Open hanjoonwon opened 7 months ago
It's generally tricky to get something like 'the most accurate mask' since that's subjective. Taken very literally, you could modify the amg code, right after line 221:
masks = generator.generate(image)
masks = [max(masks, key = lambda m: m["predicted_iou"])]
Which should give you a single mask with the highest IoU prediction (and therefore the one considered 'most accurate' by the model itself). However, this may not match with your idea of which mask is best/most accurate. If you're specifically looking for foreground elements, then you may prefer the largest mask, which you can get by changing the code to something like:
masks = generator.generate(image)
masks = [max(masks, key = lambda m: m["area"])]
Again though, this may not match up with your preferences.

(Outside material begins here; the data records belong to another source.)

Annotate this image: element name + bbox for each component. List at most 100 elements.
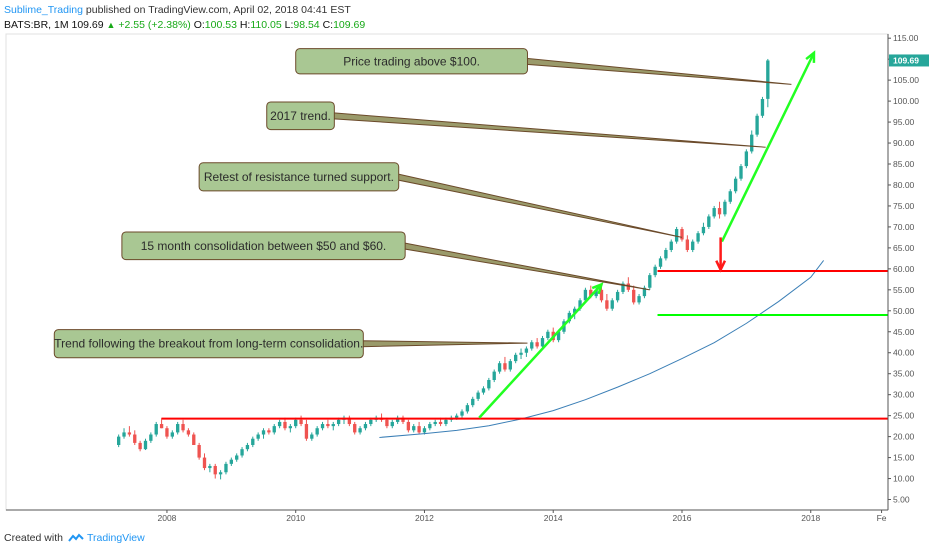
candle-body bbox=[315, 428, 319, 435]
candle-body bbox=[739, 166, 743, 179]
candles bbox=[117, 58, 770, 480]
symbol-label: BATS:BR, 1M bbox=[4, 19, 69, 31]
candle-body bbox=[465, 405, 470, 412]
callout-pointer bbox=[331, 112, 766, 148]
candle-body bbox=[744, 151, 749, 167]
callout-box bbox=[295, 48, 528, 75]
candle-body bbox=[138, 442, 142, 450]
candle-body bbox=[117, 436, 121, 445]
candle-body bbox=[197, 444, 201, 458]
candle-body bbox=[701, 226, 706, 234]
candle-body bbox=[540, 338, 545, 347]
author-name[interactable]: Sublime_Trading bbox=[4, 4, 83, 16]
axes: 5.00 10.00 15.00 20.00 25.00 30.00 35.00 40.00 4… bbox=[5, 33, 929, 523]
candle-body bbox=[621, 283, 625, 292]
y-tick-label: 75.00 bbox=[893, 201, 915, 211]
low-value: 98.54 bbox=[293, 19, 320, 31]
y-tick-label: 50.00 bbox=[893, 306, 915, 316]
candle-body bbox=[331, 424, 335, 427]
y-tick-label: 95.00 bbox=[893, 117, 915, 127]
candle-body bbox=[615, 291, 620, 301]
x-tick-label: 2012 bbox=[415, 513, 434, 523]
callout-text: Trend following the breakout from long-t… bbox=[54, 337, 363, 351]
candle-body bbox=[208, 465, 212, 469]
candle-body bbox=[326, 424, 330, 427]
candle-body bbox=[685, 239, 690, 250]
candle-body bbox=[594, 289, 598, 297]
candle-body bbox=[154, 424, 158, 435]
publish-line: Sublime_Trading published on TradingView… bbox=[4, 3, 928, 18]
last-price-tag bbox=[889, 54, 929, 67]
close-value: 109.69 bbox=[333, 19, 366, 31]
candle-body bbox=[674, 229, 679, 242]
candle-body bbox=[503, 363, 507, 370]
callout-text: Retest of resistance turned support. bbox=[204, 170, 394, 184]
callout-box bbox=[266, 101, 335, 131]
candle-body bbox=[245, 444, 250, 450]
x-tick-label: 2018 bbox=[801, 513, 820, 523]
candle-body bbox=[492, 371, 496, 380]
candle-body bbox=[599, 289, 604, 301]
candle-body bbox=[444, 419, 448, 425]
candle-body bbox=[133, 434, 137, 443]
tradingview-brand[interactable]: TradingView bbox=[86, 532, 145, 544]
candle-body bbox=[288, 426, 293, 429]
green-arrow-head bbox=[591, 282, 604, 295]
trend-arrows bbox=[478, 50, 816, 419]
candle-body bbox=[632, 289, 636, 303]
candle-body bbox=[143, 440, 148, 450]
callout-pointer bbox=[524, 57, 792, 85]
callout-box bbox=[121, 231, 406, 261]
candle-body bbox=[530, 342, 534, 349]
candle-body bbox=[186, 430, 191, 435]
y-tick-label: 40.00 bbox=[893, 348, 915, 358]
candle-body bbox=[497, 363, 502, 372]
candle-body bbox=[487, 379, 491, 389]
y-tick-label: 30.00 bbox=[893, 390, 915, 400]
x-tick-label: 2016 bbox=[673, 513, 692, 523]
y-tick-label: 85.00 bbox=[893, 159, 915, 169]
candle-body bbox=[476, 392, 480, 399]
x-tick-label: 2010 bbox=[286, 513, 305, 523]
candle-body bbox=[417, 426, 421, 433]
plot-frame bbox=[5, 33, 889, 511]
candle-body bbox=[578, 300, 582, 309]
x-tick-label: 2008 bbox=[157, 513, 176, 523]
candle-body bbox=[294, 419, 298, 427]
candle-body bbox=[159, 424, 164, 429]
candle-body bbox=[707, 216, 711, 227]
y-tick-label: 100.00 bbox=[893, 96, 919, 106]
candle-body bbox=[390, 421, 394, 427]
candle-body bbox=[766, 60, 770, 99]
y-tick-label: 5.00 bbox=[893, 495, 910, 505]
candle-body bbox=[481, 388, 486, 393]
candle-body bbox=[460, 411, 464, 416]
up-triangle-icon: ▲ bbox=[106, 20, 116, 30]
candle-body bbox=[272, 426, 276, 433]
candle-body bbox=[218, 472, 223, 475]
candle-body bbox=[454, 415, 459, 418]
candle-body bbox=[224, 463, 228, 473]
candle-body bbox=[610, 300, 614, 309]
chart-header: Sublime_Trading published on TradingView… bbox=[4, 3, 928, 33]
candle-body bbox=[127, 432, 132, 435]
candle-body bbox=[583, 289, 588, 301]
candle-body bbox=[717, 208, 722, 215]
green-arrow-head bbox=[805, 50, 816, 63]
candle-body bbox=[653, 266, 657, 276]
callout-box bbox=[198, 162, 400, 192]
y-tick-label: 25.00 bbox=[893, 411, 915, 421]
callout-text: 15 month consolidation between $50 and $… bbox=[141, 239, 387, 253]
candle-body bbox=[733, 178, 738, 192]
candle-body bbox=[755, 115, 759, 135]
candle-body bbox=[256, 434, 260, 439]
y-tick-label: 55.00 bbox=[893, 285, 915, 295]
candle-body bbox=[648, 275, 652, 288]
candle-body bbox=[669, 241, 673, 250]
candle-body bbox=[760, 99, 765, 116]
y-tick-label: 65.00 bbox=[893, 243, 915, 253]
annotations: Price trading above $100. 2017 trend. Rete… bbox=[53, 48, 792, 359]
candle-body bbox=[422, 428, 427, 433]
candle-body bbox=[428, 424, 432, 429]
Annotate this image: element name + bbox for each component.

For 52 images, I think it would only take a few minutes to manually generate good masks by giving box/point prompts (as opposed to using the automatic mask generator) using a UI (like this one? I haven't actually tried it, but it looks like it could work).
If it needs to be automated, then it might be better to try something like grounded SAM, which let's you provide a text prompt to specify what you want segmented. Or otherwise, for foreground stuff specifically, maybe using a depth-prediction model like MiDas or Zoe (and thresholding the depth map to only get elements 'close to camera') could work?
I want to use this script: python scripts/amg.py --checkpoint /home/joonwon/segment-anything/checkpoint/sam_vit_h_4b8939.pth --model-type vit_h I want to get foreground mask for my 52 images, but when I run the existing code on my ubuntu anaconda, it generates too many masks and it is hard to combine them into one. How can I get the most accurate one mask per image?